EDIT: I beat it. Felt a bit more like luck than anything else. The boss just sat there while I hammered it. My comments above are still valid I believe.

Posted on December 30th, 2007 | There are 2 comments

YAC (Yet Another Console) - I Boughts an Xbox

I spent a bit of time over Christmas playing my brother’s Xbox 360. After playing and loving Super Mario Galaxy, I was satisfied with the Wii for awhile and didn’t have any plans to buy a new console. But ZOMG Gears of War is really brilliant. It’s not particularly original, the plot is rudimentary and the dialog has too too much gung-ho-yanks-are-so-tough for my taste, but damn… it’s plain good fun to play.

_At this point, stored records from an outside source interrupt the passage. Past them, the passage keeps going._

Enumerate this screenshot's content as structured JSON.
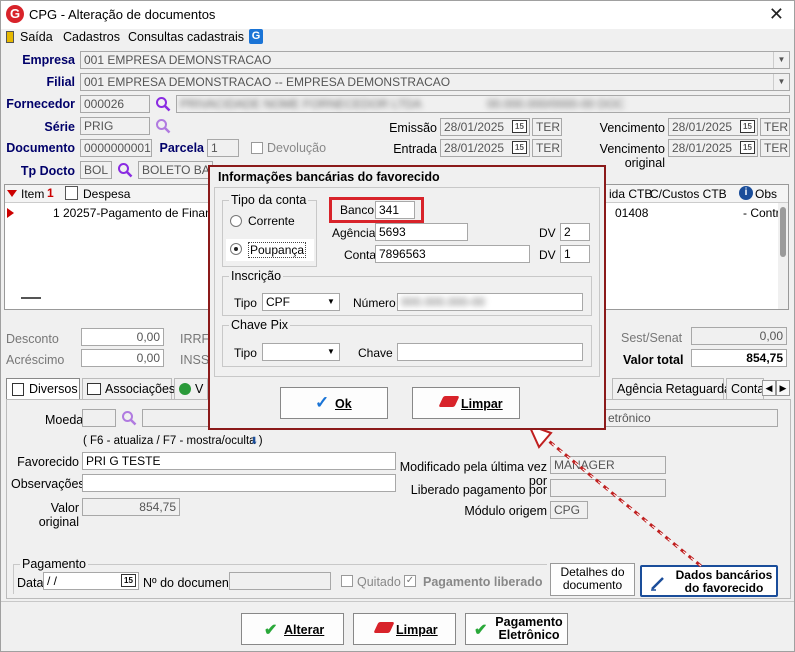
{
  "window": {
    "title": "CPG - Alteração de documentos"
  },
  "menu": {
    "saida": "Saída",
    "cadastros": "Cadastros",
    "consultas": "Consultas cadastrais"
  },
  "header": {
    "empresa_label": "Empresa",
    "empresa_value": "001 EMPRESA DEMONSTRACAO",
    "filial_label": "Filial",
    "filial_value": "001 EMPRESA DEMONSTRACAO -- EMPRESA DEMONSTRACAO",
    "fornecedor_label": "Fornecedor",
    "fornecedor_code": "000026",
    "fornecedor_name": "PRIVACIDADE NOME FORNECEDOR LTDA",
    "fornecedor_doc": "00.000.000/0000-00 DOC",
    "serie_label": "Série",
    "serie_value": "PRIG",
    "documento_label": "Documento",
    "documento_value": "0000000001",
    "parcela_label": "Parcela",
    "parcela_value": "1",
    "devolucao_label": "Devolução",
    "tpdocto_label": "Tp Docto",
    "tpdocto_code": "BOL",
    "tpdocto_name": "BOLETO BAN",
    "emissao_label": "Emissão",
    "emissao_value": "28/01/2025",
    "emissao_dow": "TER",
    "entrada_label": "Entrada",
    "entrada_value": "28/01/2025",
    "entrada_dow": "TER",
    "vencimento_label": "Vencimento",
    "vencimento_value": "28/01/2025",
    "vencimento_dow": "TER",
    "venc_original_label": "Vencimento original",
    "venc_original_value": "28/01/2025",
    "venc_original_dow": "TER"
  },
  "grid": {
    "col_item": "Item",
    "col_despesa": "Despesa",
    "col_ctb": "ida CTB",
    "col_ccustos": "C/Custos CTB",
    "col_obs": "Obs",
    "row_item": "1",
    "row_despesa": "20257-Pagamento de Financia",
    "row_ctb": "01408",
    "row_obs": "- Contra"
  },
  "totals": {
    "desconto_label": "Desconto",
    "desconto_value": "0,00",
    "acrescimo_label": "Acréscimo",
    "acrescimo_value": "0,00",
    "irrf_label": "IRRF",
    "inss_label": "INSS",
    "sest_label": "Sest/Senat",
    "sest_value": "0,00",
    "valor_total_label": "Valor total",
    "valor_total_value": "854,75"
  },
  "tabs": {
    "diversos": "Diversos",
    "associacoes": "Associações",
    "agencia": "Agência Retaguarda",
    "contab": "Contal"
  },
  "diversos": {
    "moeda_label": "Moeda",
    "pag_eletronico": "etrônico",
    "hint": "( F6 - atualiza / F7 - mostra/oculta )",
    "favorecido_label": "Favorecido",
    "favorecido_value": "PRI G TESTE",
    "observacoes_label": "Observações",
    "valor_original_label": "Valor original",
    "valor_original_value": "854,75",
    "modificado_label": "Modificado pela última vez por",
    "modificado_value": "MANAGER",
    "liberado_label": "Liberado pagamento por",
    "modulo_label": "Módulo origem",
    "modulo_value": "CPG",
    "pagamento_title": "Pagamento",
    "data_label": "Data",
    "data_value": " /  /",
    "ndoc_label": "Nº do documento",
    "quitado_label": "Quitado",
    "pag_liberado_label": "Pagamento liberado",
    "detalhes_btn": "Detalhes do documento",
    "dados_bancarios_btn": "Dados bancários do favorecido"
  },
  "bottom": {
    "alterar": "Alterar",
    "limpar": "Limpar",
    "pag_eletronico": "Pagamento Eletrônico"
  },
  "dialog": {
    "title": "Informações bancárias do favorecido",
    "tipo_conta_title": "Tipo da conta",
    "corrente": "Corrente",
    "poupanca": "Poupança",
    "banco_label": "Banco",
    "banco_value": "341",
    "agencia_label": "Agência",
    "agencia_value": "5693",
    "dv1_label": "DV",
    "dv1_value": "2",
    "conta_label": "Conta",
    "conta_value": "7896563",
    "dv2_label": "DV",
    "dv2_value": "1",
    "inscricao_title": "Inscrição",
    "tipo_label": "Tipo",
    "tipo_value": "CPF",
    "numero_label": "Número",
    "numero_value": "000.000.000-00",
    "pix_title": "Chave Pix",
    "pix_tipo_label": "Tipo",
    "chave_label": "Chave",
    "ok_btn": "Ok",
    "limpar_btn": "Limpar"
  }
}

So I gave in to temptation and bought one for myself, with a copy of GoW. I really only have a couple of comments at this point.

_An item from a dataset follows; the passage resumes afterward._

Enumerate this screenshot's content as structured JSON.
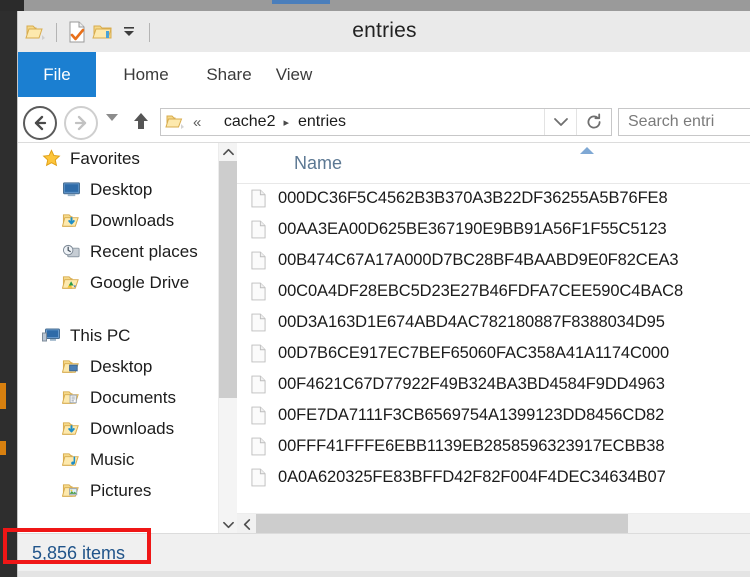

Gears of War is totally a system seller. I’m loving it.

The Xbox power supply really is friggin huge.

The console is noisy as all get go. The fans go full-bore most of the time, but the disc-drive is particularly noisy. M’thinks it’s just a standard PC drive, which would explain the rattling noise it gives off. Not so nice.

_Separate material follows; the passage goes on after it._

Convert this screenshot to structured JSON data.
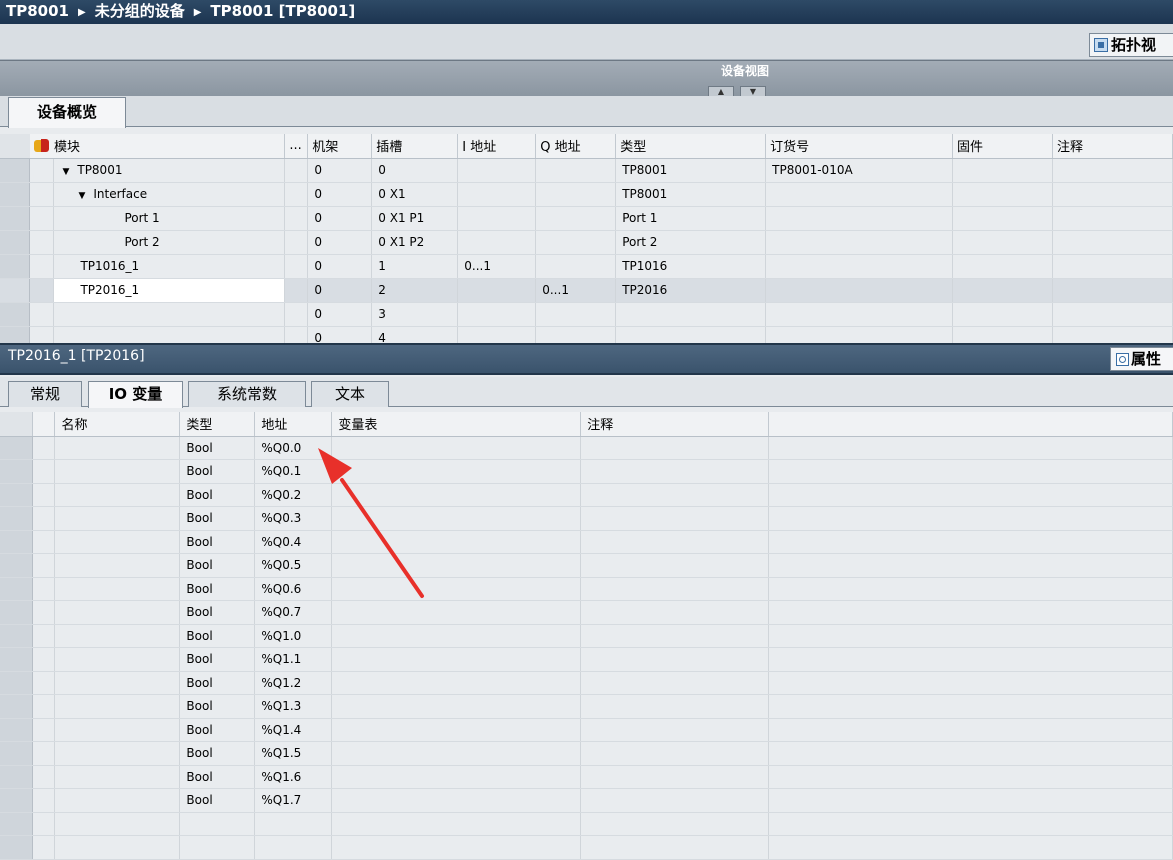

Still, I’m happy. Merry Christmas for me. Let’s hope the bugger doesn’t melt on me!

Posted on December 28th, 2007 | There are 1 comment

Me, Playing God of War 2

I am teh god of war, none shall defy me yargh, oh you want some of this do you? YARGH, tore you in half, uh oh big statue smashing everything to shit, climb inside beat you UP! Yarrrrr killed by Zeus, gone to hell. Not in hell flying around on a flaming Pegasus! HELL YEH. Smashing Titan fingers, beat up more people, climb up on some stuff, more flying about, beat up loads more people. Knock this cheeky guy about coz he’s got some key. Right, lets fight some more people to beat up and hurt in novel ways…

STOP. No, now you have to solve a stupid puzzle. Sorry.

* sigh

Posted on July 12th, 2007 | There are 0 comments

Half Life 2 Makes Me Dizzy

Well, now that I have a shiny Macbook Pro I figured it was time for me to set up Boot Camp and play Half Life 2. I’ve actually played HL2 Deathmatch a good deal, but I’ve never played the single player game. I debated buying the current retail box, or waiting until Valve release the Orange Box set — HL2 and all of it’s addons.

In the end I bought it off Steam and downloaded it. Worked out to be $28AUD with Episode One, which had previously been about $20AUD by itself. Steam is very annoying or at least the client app is, but the convenience of buying online and downloading games far outweighs any irritation. I’m keen to see even more games distributed this way. Lower cost for punters, no DVDs or paper packaging. A hell of a lot less waste all round.

As for the actual game — I’ve played it for hours on end today. It is very, very good. And running on my MBP, I can crank the settings right up. It looks lush.

The only real downside is that the game makes me feel ill. Having the perspective in game swing about while my body sits still inevitably makes me nauseous. Thankfully it usually takes awhile for it to kick in, so I’ve still managed to play a large chunk of the game.

I’m looking forward to completing the game and getting back into Deathmatch again. I’ll play woefully like usually, but I hope I can avoid embarrassing myself too much.

Posted on July 3rd, 2007 | There are 1 comment

I Just Finished Zelda - The Twilight Princess

Wow. What an awesome game. I’ve played quite a few of the Zelda games and this one is pretty close to being my favourite. I need to think about it a little, but I think Wind Waker is still the Zelda game I like the most. But that may change…

The most compelling part of the game for me was the plot. It wasn’t predictable, the dialog was actually very good and most importantly it had characters you could empathise with. I mean holy shit, this game actually had character development!

Despite obviously being a Gamecube Port — I played the Wii version — it looks absolutely fabulous. I couldn’t care about the amount of polygons or textures. All that matters is that the art was bang on.

The character design in particular is very good. Standouts are Midna and Ganonodorf.

I think I need to mull over it a little more, but as a whole this is a deeply impressive game. Seriously, if you’re a gamer you should check it out.

Posted on January 6th, 2007 | There are 2 comments

I Only Have One Thing to Say

Wii!

Australian launch last night. I really wish I didn’t have to go to work.